John and Myfanwy Piper lived with their family in the south Buckinghamshire village of Fawley Bottom most of their lives. They moved into a derelict farmhouse and outbuildings there in 1938, which they then restored into a family house and studio. Both stayed there till they died, bringing up their family there. The potter Geoffrey Eastop was a family friend and collaborator, as described in his memoir, producing pottery at the family home in Fawley Bottom. He also stayed in the family's holiday cottages at Garn Fawr on Strumble Head in Wales, often with the Piper children. The poet John Betjeman was also a family friend. In the mid 20th century, John and Myfanwy Piper were at the centre of English cultural life. She transported her family around using a pony and trap.

In 2007, the extended Piper family exhibited jointly at the Messum's gallery in Cork Street, London.

==Charles Piper==
Charles Alfred Piper (1866–1927) was the father of John Piper and a solicitor.
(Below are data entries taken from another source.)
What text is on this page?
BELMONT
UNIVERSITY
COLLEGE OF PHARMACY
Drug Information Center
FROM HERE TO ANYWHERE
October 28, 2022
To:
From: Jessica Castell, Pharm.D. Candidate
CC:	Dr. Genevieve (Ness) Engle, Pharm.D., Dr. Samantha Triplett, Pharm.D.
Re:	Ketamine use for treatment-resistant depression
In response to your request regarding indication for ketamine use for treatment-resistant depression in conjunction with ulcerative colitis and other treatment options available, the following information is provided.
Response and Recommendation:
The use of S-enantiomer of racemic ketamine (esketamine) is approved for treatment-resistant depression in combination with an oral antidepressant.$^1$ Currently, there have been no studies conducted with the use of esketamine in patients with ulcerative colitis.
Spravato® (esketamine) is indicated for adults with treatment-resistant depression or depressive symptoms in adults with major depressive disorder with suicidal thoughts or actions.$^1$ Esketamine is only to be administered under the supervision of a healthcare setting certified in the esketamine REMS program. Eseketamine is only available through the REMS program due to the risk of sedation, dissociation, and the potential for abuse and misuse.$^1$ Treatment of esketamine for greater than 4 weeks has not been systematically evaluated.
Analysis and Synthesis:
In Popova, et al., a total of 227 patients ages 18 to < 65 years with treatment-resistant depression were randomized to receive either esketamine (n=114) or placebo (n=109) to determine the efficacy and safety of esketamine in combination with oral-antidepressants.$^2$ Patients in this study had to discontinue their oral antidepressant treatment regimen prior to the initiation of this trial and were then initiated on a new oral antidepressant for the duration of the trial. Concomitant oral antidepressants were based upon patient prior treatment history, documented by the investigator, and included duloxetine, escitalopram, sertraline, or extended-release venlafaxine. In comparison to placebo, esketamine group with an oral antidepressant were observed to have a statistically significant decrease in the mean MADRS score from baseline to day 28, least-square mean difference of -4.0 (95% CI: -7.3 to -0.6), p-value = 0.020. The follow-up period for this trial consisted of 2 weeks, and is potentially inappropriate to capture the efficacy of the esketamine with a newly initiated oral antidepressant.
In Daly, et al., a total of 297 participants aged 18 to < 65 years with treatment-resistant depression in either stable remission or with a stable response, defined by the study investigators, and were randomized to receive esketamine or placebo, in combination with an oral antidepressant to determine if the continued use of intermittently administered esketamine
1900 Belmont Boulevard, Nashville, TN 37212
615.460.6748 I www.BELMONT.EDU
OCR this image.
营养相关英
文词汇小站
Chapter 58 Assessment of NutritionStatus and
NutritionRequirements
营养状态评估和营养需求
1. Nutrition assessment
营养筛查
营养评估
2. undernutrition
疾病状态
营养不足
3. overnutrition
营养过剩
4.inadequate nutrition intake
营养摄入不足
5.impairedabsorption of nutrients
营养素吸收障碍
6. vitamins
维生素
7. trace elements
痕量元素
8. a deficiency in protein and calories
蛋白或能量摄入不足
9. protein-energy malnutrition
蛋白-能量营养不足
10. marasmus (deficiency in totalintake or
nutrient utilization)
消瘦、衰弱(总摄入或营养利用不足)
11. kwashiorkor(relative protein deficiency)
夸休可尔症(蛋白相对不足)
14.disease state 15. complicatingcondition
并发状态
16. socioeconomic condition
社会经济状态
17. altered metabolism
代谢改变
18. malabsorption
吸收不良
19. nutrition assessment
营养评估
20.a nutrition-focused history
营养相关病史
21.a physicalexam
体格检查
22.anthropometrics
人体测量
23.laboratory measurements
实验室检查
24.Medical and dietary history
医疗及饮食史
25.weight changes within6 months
His father, Charles Christmas Piper, had taken over the family bootmaking business, and was also a partner in a printing and stationery company.

==John Piper==

John Egerton Christmas Piper (1903–1992) was a leading British artist of the 20th century. Piper used to make artistic expeditions to various parts of the United Kingdom with individual family members and family friends, including his wife Myfanwy, his son and fellow artist Edward Piper, poets John Betjeman and Geoffrey Grigson, and later on the family doctor and friend Alan Hartley.

==Myfanwy Piper==

Mary Myfanwy Piper (1911–1997), John Piper's wife, was an opera librettist and art critic.

==Edward Piper==

Edward Blake Christmas Piper (1938–1990), the son of John and Myfanwy Piper, was a painter.

==Prue Piper==
Prue Piper (born 1938) was the wife of Edward Piper and a potter. She studied biochemistry at University College London and later worked as a potter in the village of Marston Bigot. She has exhibited at the Aldeburgh Festival, Messum's, Renishaw Hall, and Stonor Park, among other places.

==Clarissa Piper==
Clarissa Piper (born 1942) was the second child of John and Myfanwy Piper.

==Suzannah Piper==
Suzannah Piper (born 1947, Henley-on-Thames) was the third child of John and Myfanwy Piper.

==Sebastian Piper==
Sebastian ("Seb") Piper (born 14 August 1950) is the son of John and Myfanwy Piper and the younger brother of Edward Piper. He is a painter, musician, and photographer.
Sebastian Piper's paintings are abstract in style and he holds periodic exhibitions to sell his pictures, especially in Fawley Bottom near Henley-on-Thames. His music is based on synthesisers and he has produced a number of CDs including The Barn. He has collaborated with Gail Rosier of the Acorn Music-Theatre. He has collaborated with the River and Rowing Museum in Henley.

==Luke Piper==

Luke Piper (born 1966) is the eldest son of Edward and Prue Piper, and is a painter, mainly a watercolourist.

==Henry Piper==
Henry Piper (born 1969) is also the son of Edward and Prue Piper, the younger brother of Luke Piper, and is a sculptor.
He studied Philosophy and Cognitive Sciences at the University of Sussex, UK.
Most of Henry Piper's sculptures consist of assembled pieces of discarded metalwork and other objects, often in the form of faces and figures. He has also undertaken some stone carving. He has exhibited at Beaux Arts (Bath), Messum's gallery in Cork Street, the London Art Fair, the Affordable Art Fair (London), and at venues such as the Henley Festival, Renishaw Hall, Stonor, and elsewhere.